A
simple yet useful diff tool with html frontend
This article provides a simple C++ WIN32 tool to perform diffs on arbitrary
files. It also features a nice and workable html output.
1. Diff tools
So you tell me why the hell should I need a diff tool while I already have
windiff in the devstudio package ? windiff is great when you have nothing else
to do your work, but heck this tool leaves a lot to desire, especially the
unproductive way of how the diffs are presented.
After all, if the diffs are so badly presented that you spend time just to
figure them out, why shouldn't windiff be upgraded to something better.
That said, if you are interested in merging as well as diffing, you can buy a
third party tool such as Araxis[^], or a free tool such as Winmerge[^]. If
you are focused on Xml content, MS lets you play with the Xml diff patch[^], a C#-based diff tool specialized with Xml.
I was urged to produce this tool since I have to do with configuration files
that change over time, and I wanted not only something to show me the diffs over
time, I wanted it to be nicely integrated in the automation chain. This
requirement in fact excluded third parties, because none were providing both the
API I needed and the appropriate rendering format. I also loved the idea that
diff algorithms and associated techniques were something new to me.
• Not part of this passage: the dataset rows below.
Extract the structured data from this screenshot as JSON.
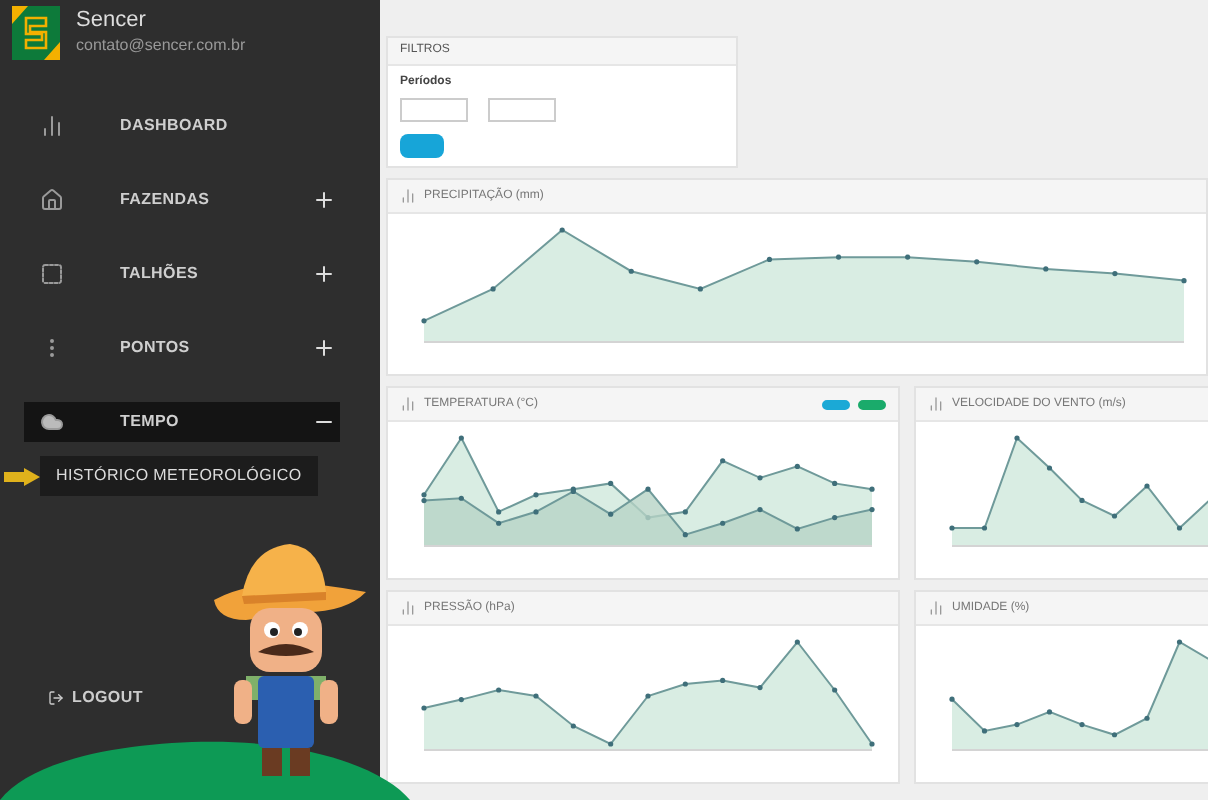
{
  "user": {
    "name": "Sencer",
    "email": "contato@sencer.com.br"
  },
  "menu": [
    {
      "label": "DASHBOARD",
      "expandable": false,
      "expanded": false
    },
    {
      "label": "FAZENDAS",
      "expandable": true,
      "expanded": false
    },
    {
      "label": "TALHÕES",
      "expandable": true,
      "expanded": false
    },
    {
      "label": "PONTOS",
      "expandable": true,
      "expanded": false
    },
    {
      "label": "TEMPO",
      "expandable": true,
      "expanded": true,
      "children": [
        {
          "label": "HISTÓRICO METEOROLÓGICO",
          "selected": true
        }
      ]
    }
  ],
  "logout": "LOGOUT",
  "filters": {
    "title": "FILTROS",
    "period_label": "Períodos"
  },
  "panels": [
    {
      "title": "PRECIPITAÇÃO (mm)",
      "kind": "wide"
    },
    {
      "title": "TEMPERATURA (°C)",
      "kind": "double",
      "legend": [
        {
          "color": "#1ba9d6",
          "selected": true
        },
        {
          "color": "#1aab6b",
          "selected": true
        }
      ]
    },
    {
      "title": "VELOCIDADE DO VENTO (m/s)",
      "kind": "single"
    },
    {
      "title": "PRESSÃO (hPa)",
      "kind": "single"
    },
    {
      "title": "UMIDADE (%)",
      "kind": "single"
    }
  ]
}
So I took the keyboard and wrote that simple tool. The engine itself took me
a couple hours. It means that a diff tool can't be that hard to build. Ok, what
do we have then :
- Ability to start the tool by double-click (GUI), with a multiple-file
selection
- Ability to start the tool in batch mode
- Fast and simple algorithms
- Custom options such like disabling case sensitiveness, and indent
- Side-by-side Html rendering, with key diff coloring
- Blank lines used to sync content from both source files
2. Using it
It's important to note that, although the picture above shows a diff between
Xml files, this tool can be used for ALL possible text file formats you might
think of. It's an agnostic diff tool.
2.1 interactive mode
Simply double-click on the executable, then choose two files to compare in
the multi-selection File dialog. The Html rendering is automatically displayed
by your default browser as soon as the diff engine has finished the job.
2.2 command line mode
In batch mode, the syntax is : diff.exe <file1> <file2>
<htmlfile>. For instance, if you have two different versions of
Bookshop.xml, namely Bookshop.4.xml and
Bookshop.5.xml, then the diff can be built with this command line :
diff.exe "c:\...\Bookshop.4.xml" "c:\...\Bookshop.5.xml"
diff.html.
For those of you expecting to pipe the output somewhere else, I have provided
another project file, diffstdoutput.dsp, which is a console
application with stdout output.
2.3 using options
By default, the diff tool is case sensitive and also
watches indent. Depending on the need, it's of interest to disable either. In
interactive mode, just uncheck the boxes. In command line mode, add
-c or
-i in the command line. In the code itself, you
can play around the
CFileOptions class which is instantiated at the
top-level, and whose behavior is watched by all rows while doing the diff.
3. Compiling it
Although the main diff.dsp project file uses MFC (Open-File
dialog, CString, CFile), the diff engine itself does not require it. In fact, I
have provided a separate diffengine.dsp project which produces a
static library and is only relying on WIN32 (I have added to it my own CString
and CFile classes).
Tested on 9X/2K. Both VC++6 and VC++7 workspaces are provided.
4. Developing it
4.1 the diff engine
I have always thought that producing a diff was a difficult engineering
problem. I was wrong. Against all odds, the design I had on first thought
perfectly worked through time. Basically, what I have is a structure which, for
each line of both source files, attaches a signature and a status.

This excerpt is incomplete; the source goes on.